Tony Wynn -  Believery
Tony Wynn - Believery

Tony Wynn -  Believery

The writing doesn’t necessarily follow the paintings, in fact, For Wynn, in the beginning there was the word, pictures came after. For most of his life he’s been writing, and over the years he’s developed a concise, yet vivid touch with text and image.

He describes his art as “intuitive.” But it’s only been over the past five or six years he started painting in his own raw, instinctive style that’s at times unsettling, frank, and sometimes clever, but never far from the way he sees the truth. “I see it clearly,” Wynn says wryly.

  Eureka: What happens to art at a book fair and to the book at an art exhibition?

A stone’s throw north in the Wynwood Art District, book lovers will find an intriguing exhibition of book as art object. Art Vitam Gallery hosts an exhibition entitled “The Art of Books and Writing” where American artist Matthew Rose shows his unbound books, The Sea in October, among other works. The show runs through Nov. 20.

Rose, a writer and artist who lives in Paris, has created an unbound installation of collages that represent the pages of a modern-thriller-romance novel telling a beautiful, painful and sometimes weird and black coming-of-age story about innocence awakening to consciousness and heartbreak.

“In my artwork, I direct accidents--paint spills, found objects, mistakes -- and organize them, oftentimes into books,” he says. That's how BOYS LIFE, GOD, and The Sea in October are put together. They reflect a rhyming of consciousness in text and image -- all with a biting edge. Rose’s work is punctuated with a very black sense of humor about the world, but not so black you can’t find yourself in it.

“I often pull the rug out from under the reader,” Rose explains. “There’s a long history of artists making their own books--just look at the Fluxus artists. It’s the most efficient way to organize words and pictures. Plus, I love saying, “Book him, Danno.”
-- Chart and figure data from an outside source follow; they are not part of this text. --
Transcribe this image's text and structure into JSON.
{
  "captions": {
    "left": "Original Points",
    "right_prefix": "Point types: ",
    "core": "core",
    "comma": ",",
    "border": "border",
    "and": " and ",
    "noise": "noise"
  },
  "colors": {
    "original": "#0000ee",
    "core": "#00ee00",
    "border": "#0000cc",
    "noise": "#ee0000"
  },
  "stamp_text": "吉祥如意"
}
In the same exhibition, Mary Bennett presents a reshaping of the book into A RANGE OF sculptural objects, like her Surfing the Himalayas and The Middle Ages 2004.
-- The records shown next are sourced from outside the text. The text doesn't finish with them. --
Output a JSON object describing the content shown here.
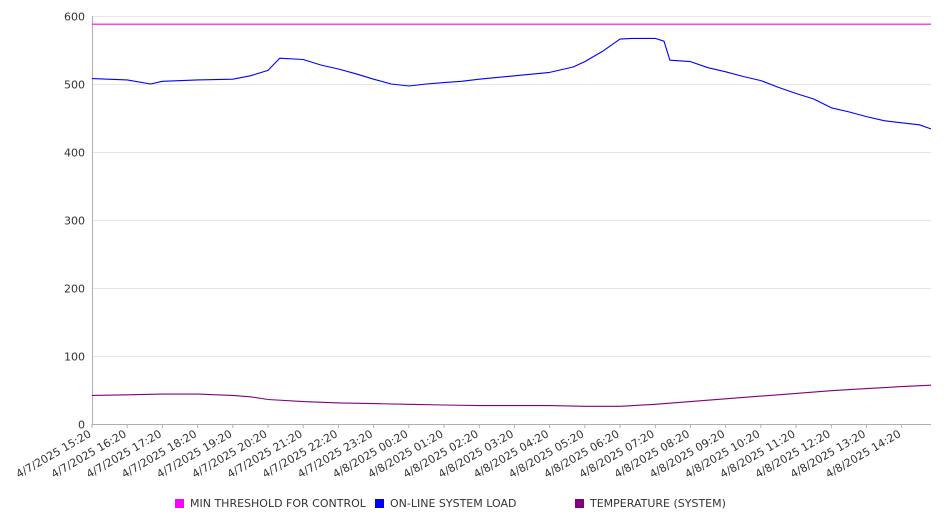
{
  "chart_data": {
    "type": "line",
    "title": "",
    "xlabel": "",
    "ylabel": "",
    "ylim": [
      0,
      600
    ],
    "y_ticks": [
      0,
      100,
      200,
      300,
      400,
      500,
      600
    ],
    "grid": "horizontal",
    "legend_position": "bottom",
    "x_range": [
      "4/7/2025 15:20",
      "4/8/2025 15:10"
    ],
    "x_ticks": [
      "4/7/2025 15:20",
      "4/7/2025 16:20",
      "4/7/2025 17:20",
      "4/7/2025 18:20",
      "4/7/2025 19:20",
      "4/7/2025 20:20",
      "4/7/2025 21:20",
      "4/7/2025 22:20",
      "4/7/2025 23:20",
      "4/8/2025 00:20",
      "4/8/2025 01:20",
      "4/8/2025 02:20",
      "4/8/2025 03:20",
      "4/8/2025 04:20",
      "4/8/2025 05:20",
      "4/8/2025 06:20",
      "4/8/2025 07:20",
      "4/8/2025 08:20",
      "4/8/2025 09:20",
      "4/8/2025 10:20",
      "4/8/2025 11:20",
      "4/8/2025 12:20",
      "4/8/2025 13:20",
      "4/8/2025 14:20"
    ],
    "series": [
      {
        "name": "MIN THRESHOLD FOR CONTROL",
        "color": "#ff00ff",
        "x": [
          "4/7/2025 15:20",
          "4/8/2025 15:10"
        ],
        "y": [
          588,
          588
        ]
      },
      {
        "name": "ON-LINE SYSTEM LOAD",
        "color": "#0000ff",
        "x": [
          "4/7/2025 15:20",
          "4/7/2025 16:20",
          "4/7/2025 17:00",
          "4/7/2025 17:20",
          "4/7/2025 18:20",
          "4/7/2025 19:20",
          "4/7/2025 19:50",
          "4/7/2025 20:20",
          "4/7/2025 20:40",
          "4/7/2025 21:20",
          "4/7/2025 21:50",
          "4/7/2025 22:20",
          "4/7/2025 22:50",
          "4/7/2025 23:20",
          "4/7/2025 23:50",
          "4/8/2025 00:20",
          "4/8/2025 00:50",
          "4/8/2025 01:20",
          "4/8/2025 01:50",
          "4/8/2025 02:20",
          "4/8/2025 03:20",
          "4/8/2025 04:20",
          "4/8/2025 05:00",
          "4/8/2025 05:20",
          "4/8/2025 05:50",
          "4/8/2025 06:20",
          "4/8/2025 06:40",
          "4/8/2025 07:00",
          "4/8/2025 07:20",
          "4/8/2025 07:35",
          "4/8/2025 07:45",
          "4/8/2025 08:20",
          "4/8/2025 08:50",
          "4/8/2025 09:20",
          "4/8/2025 09:50",
          "4/8/2025 10:20",
          "4/8/2025 10:50",
          "4/8/2025 11:20",
          "4/8/2025 11:50",
          "4/8/2025 12:20",
          "4/8/2025 12:50",
          "4/8/2025 13:20",
          "4/8/2025 13:50",
          "4/8/2025 14:20",
          "4/8/2025 14:50",
          "4/8/2025 15:10"
        ],
        "y": [
          508,
          506,
          500,
          504,
          506,
          507,
          512,
          520,
          538,
          536,
          528,
          522,
          515,
          507,
          500,
          497,
          500,
          502,
          504,
          507,
          512,
          517,
          525,
          533,
          548,
          566,
          567,
          567,
          567,
          563,
          535,
          533,
          524,
          518,
          511,
          505,
          495,
          486,
          478,
          465,
          459,
          452,
          446,
          443,
          440,
          434
        ]
      },
      {
        "name": "TEMPERATURE (SYSTEM)",
        "color": "#800080",
        "x": [
          "4/7/2025 15:20",
          "4/7/2025 16:20",
          "4/7/2025 17:20",
          "4/7/2025 18:20",
          "4/7/2025 19:20",
          "4/7/2025 19:50",
          "4/7/2025 20:20",
          "4/7/2025 21:20",
          "4/7/2025 22:20",
          "4/7/2025 23:20",
          "4/8/2025 00:20",
          "4/8/2025 01:20",
          "4/8/2025 02:20",
          "4/8/2025 03:20",
          "4/8/2025 04:20",
          "4/8/2025 05:20",
          "4/8/2025 06:20",
          "4/8/2025 07:20",
          "4/8/2025 08:20",
          "4/8/2025 09:20",
          "4/8/2025 10:20",
          "4/8/2025 11:20",
          "4/8/2025 12:20",
          "4/8/2025 13:20",
          "4/8/2025 14:20",
          "4/8/2025 15:10"
        ],
        "y": [
          42,
          43,
          44,
          44,
          42,
          40,
          36,
          33,
          31,
          30,
          29,
          28,
          27,
          27,
          27,
          26,
          26,
          29,
          33,
          37,
          41,
          45,
          49,
          52,
          55,
          57
        ]
      }
    ]
  }
}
“Mary’s bookworks make sensual a common object,” says gallery owner Sophie-Anne Blachet. “And at the same time permit the artist to rewrite the historical content of her personal material.”

"I started making art after 20 years in the corporate world,” says Bennet. “That world of linear thinking projects with desired outcomes clearly stated from the onset. Now, I try to conceive an idea and let it evolve. I’m most interested in using media that has a prior history that I can rework, re-imagine, re-contextualize or re-invent a story.”
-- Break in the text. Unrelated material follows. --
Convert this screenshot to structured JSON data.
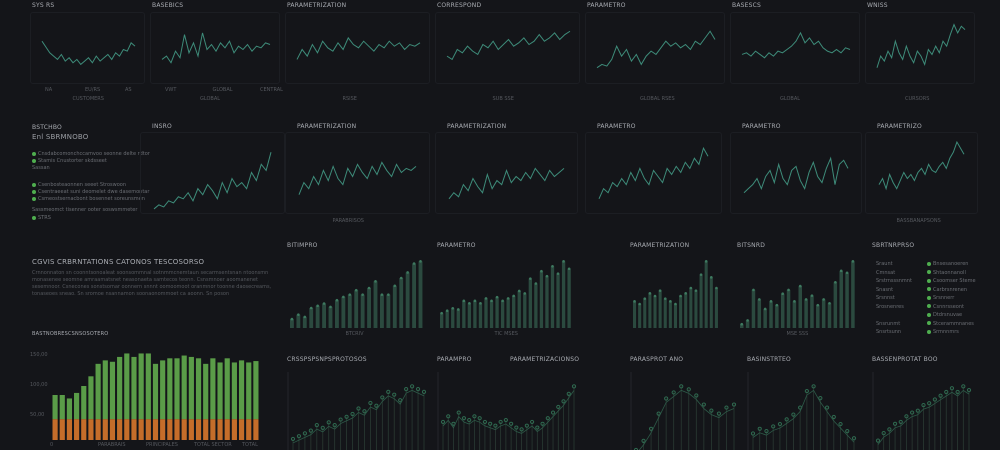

Claire Jeanine Satin and Michael Baigneaux round out the Art Vitam Show with unusual approaches to writing and reading. Satin combines influences from John Cage, Jasper Johns and her father -- a professor of stenography and type-writing. Her transparent and fragile books (literally, clear pages) allow light to capture changing appearances of words and images. Hands and strings are sewn onto the pages and light filters dreamily through them.

Baigneaux’s work focuses more on the hand-written word and its evolution. He’s devised something he calls “ambigrammes,” which, he said, “analyze the efficiency of letters and grammar.” Baigneaux boils the Roman alphabet down to the 13 letters needed to produce a sentence. Thehe morphs his new texts into a story. The results are graphic codes, tantalizingly familiar and pleasantly strange.

“Words and books have long gone hand in hand with modern art,” Blachet says. “I think artists who work on books and calligraphy try to explain how words are the primary necessity of culture.”
Words are the principal way in which humans exchange ideas. So perhaps the question becomes more than ‘what’s in a name, but really, ‘what’s in a book?’

What: 2004 Miami Book Fair International
When: Nov. 12 - 14
Where: Wolfson Campus, Miami Dade College, 300 NE 2nd Ave. and the surrounding streets
For information: www.MiamiBookFair.com, 305.237.3258
For Believery information: www.TonyWynn.com

What: The Art of Books and Writing
When: Exhibition runs through Nov. 20
Where: Art Vitam, 3452 N. Miami Ave.